Almeida (2000) aponta que a existência de várias formas possíveis de comercialização, inclusive a internet e, que todos os agentes do canal terão que se adaptar e agregar mais de uma forma de comercialização em sua estrutura de distribuição. A adaptação a novas necessidades do mercado também se refere à variedade requerida pelo cliente e os serviços específicos que deverão ser oferecidos.

Para Steidmann (1995) existe um novo critério de valor, cita o exemplo do FAX e das mudanças substanciais que ocorreram com ele e, o mais importante, o “novo paradoxo de valor”.

Diz que “o efeito fax criou um novo critério de valor. Um deles está baseado na popularidade e não na escassez. Isso cria crescentes retornos de escala para varejistas que podem criar um efeito fax e adquirir vantagem competitiva” (STEIDMANN, 1995, p. 123).

O aparelho de fax ganhou valor no mercado a partir da popularização de seu uso, para tanto, foi necessário a montagem de uma grande rede de distribuição em todo o planeta. Foi a pulverização do produto no mercado em contrapartida a escassez que gerou valor para o mesmo.

Para Anderson (2006), as empresas conseguem faturar com produtos de nicho tanto quanto com os de hits. Isto é possível com a internet, já que o espaço físico não faz mais diferença (as prateleiras virtuais são infinitas). No fenômeno “Cauda Longa”, a regra é a abundância, em oposição à escassez dos mercados tradicionais.

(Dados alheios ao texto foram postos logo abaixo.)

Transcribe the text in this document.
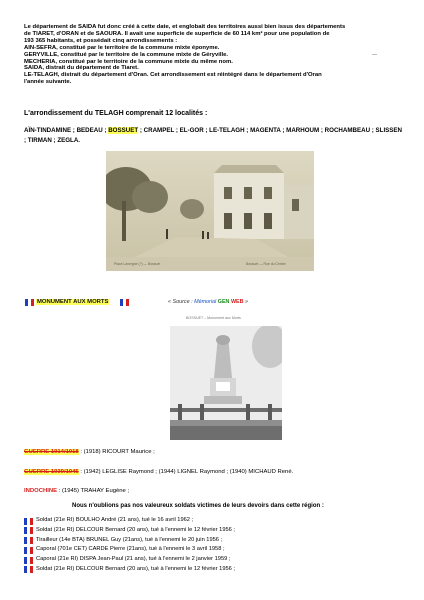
Le département de SAÏDA fut donc créé à cette date, et englobait des territoires aussi bien issus des départements
de TIARET, d'ORAN et de SAOURA. Il avait une superficie de superficie de 60 114 km² pour une population de
193 365 habitants, et possédait cinq arrondissements :
AÏN-SEFRA, constitué par le territoire de la commune mixte éponyme.
GERYVILLE, constitué par le territoire de la commune mixte de Géryville.
MECHERIA, constitué par le territoire de la commune mixte du même nom.
SAÏDA, distrait du département de Tiaret.
LE-TELAGH, distrait du département d'Oran. Cet arrondissement est réintégré dans le département d'Oran
l'année suivante.
—
L'arrondissement du TELAGH comprenait 12 localités :
AÏN-TINDAMINE ; BEDEAU ; BOSSUET ; CRAMPEL ; EL-GOR ; LE-TELAGH ; MAGENTA ; MARHOUM ; ROCHAMBEAU ; SLISSEN ; TIRMAN ; ZEGLA.
Place Lavergne (?) — Bossuet	Bossuet — Rue du Centre
MONUMENT AUX MORTS	« Source : Mémorial GEN WEB »
BOSSUET – Monument aux Morts
GUERRE 1914/1918 : (1918) RICOURT Maurice ;
GUERRE 1939/1945 : (1942) LEGLISE Raymond ; (1944) LIGNEL Raymond ; (1940) MICHAUD René.
INDOCHINE : (1945) TRAHAY Eugène ;
Nous n'oublions pas nos valeureux soldats victimes de leurs devoirs dans cette région :
Soldat (21e RI) BOULHO André (21 ans), tué le 16 avril 1962 ;
Soldat (21e RI) DELCOUR Bernard (20 ans), tué à l'ennemi le 12 février 1956 ;
Tirailleur (14e BTA) BRUNEL Guy (21ans), tué à l'ennemi le 20 juin 1956 ;
Caporal (701e CET) CARDE Pierre (21ans), tué à l'ennemi le 3 avril 1958 ;
Caporal (21e RI) DISPA Jean-Paul (21 ans), tué à l'ennemi le 2 janvier 1959 ;
Soldat (21e RI) DELCOUR Bernard (20 ans), tué à l'ennemi le 12 février 1956 ;
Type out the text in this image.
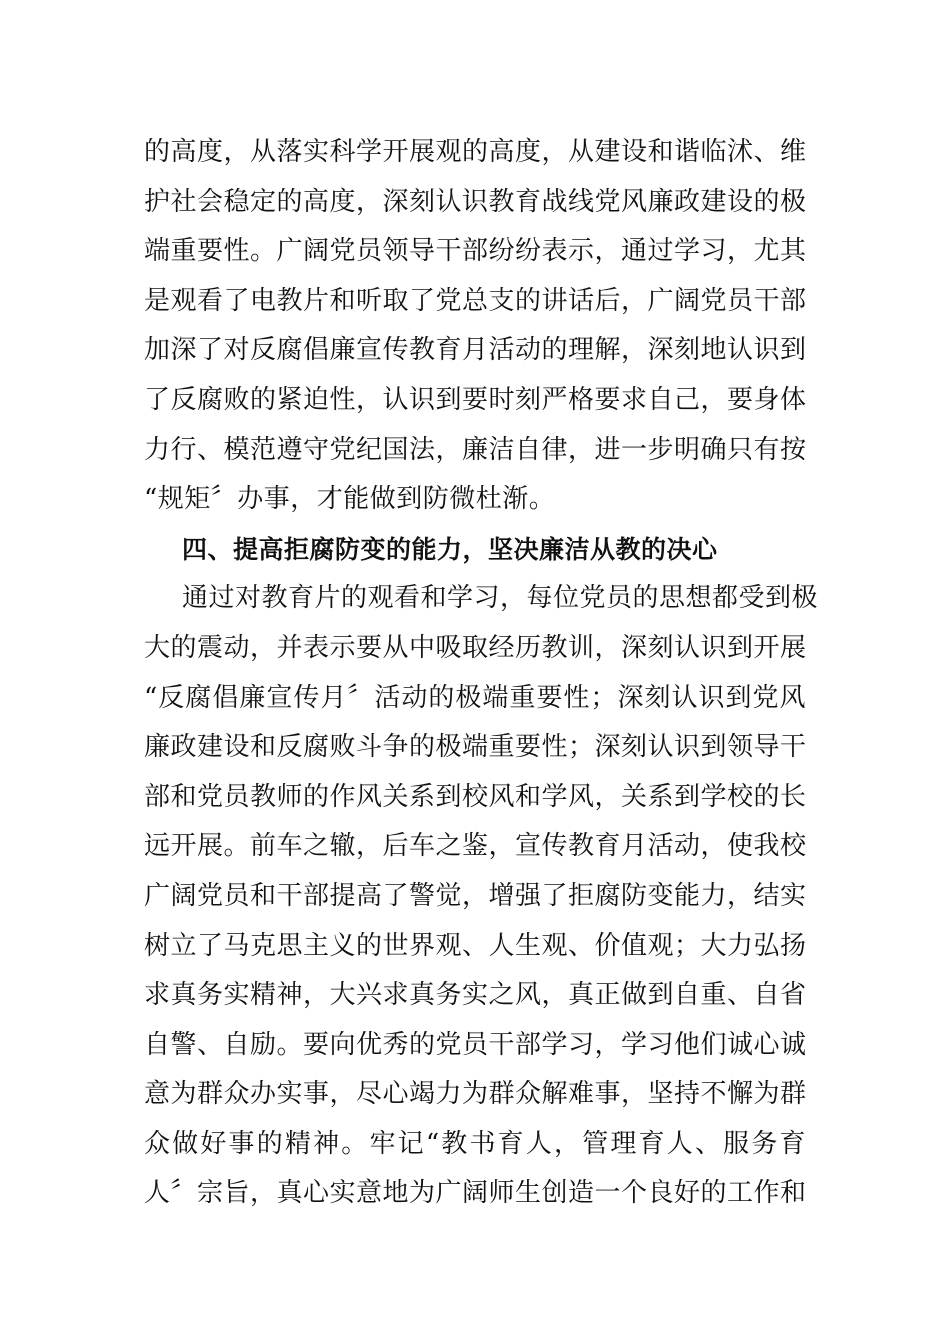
的高度，从落实科学开展观的高度，从建设和谐临沭、维
护社会稳定的高度，深刻认识教育战线党风廉政建设的极
端重要性。广阔党员领导干部纷纷表示，通过学习，尤其
是观看了电教片和听取了党总支的讲话后，广阔党员干部
加深了对反腐倡廉宣传教育月活动的理解，深刻地认识到
了反腐败的紧迫性，认识到要时刻严格要求自己，要身体
力行、模范遵守党纪国法，廉洁自律，进一步明确只有按
“规矩〞办事，才能做到防微杜渐。
四、提高拒腐防变的能力，坚决廉洁从教的决心
通过对教育片的观看和学习，每位党员的思想都受到极
大的震动，并表示要从中吸取经历教训，深刻认识到开展
“反腐倡廉宣传月〞活动的极端重要性；深刻认识到党风
廉政建设和反腐败斗争的极端重要性；深刻认识到领导干
部和党员教师的作风关系到校风和学风，关系到学校的长
远开展。前车之辙，后车之鉴，宣传教育月活动，使我校
广阔党员和干部提高了警觉，增强了拒腐防变能力，结实
树立了马克思主义的世界观、人生观、价值观；大力弘扬
求真务实精神，大兴求真务实之风，真正做到自重、自省
自警、自励。要向优秀的党员干部学习，学习他们诚心诚
意为群众办实事，尽心竭力为群众解难事，坚持不懈为群
众做好事的精神。牢记“教书育人，管理育人、服务育
人〞宗旨，真心实意地为广阔师生创造一个良好的工作和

Quando há escassez faz sentido explorar aquilo que vende mais – os hits, best sellers, etc....No conceito da abundância, o “não hits” faz parte de uma parcela importante do faturamento e concorre com os sucessos de venda.

Ariely (2008) cita um exemplo através de como a “perspectiva gerada” pode influenciar na satisfação ao se consumir um bem. Suponha que você soube que determinado carro esportivo é ótimo de dirigir, fez um test drive e, expressou sua opinião. Esta seria diferente daqueles que não sabiam nada sobre o carro esportivo, fizeram o test drive e, depois souberam que o carro era incrível e, então deram sua opinião.

O conhecimento prévio ou posterior a experiência tem alguma relevância? E, em caso positivo, que tipo de dados é mais importante se recebidos antes ou depois de realizada a experiência? É para isso que existe o marketing, isto é, fornecer informações que aumentem o prazer previsto e real.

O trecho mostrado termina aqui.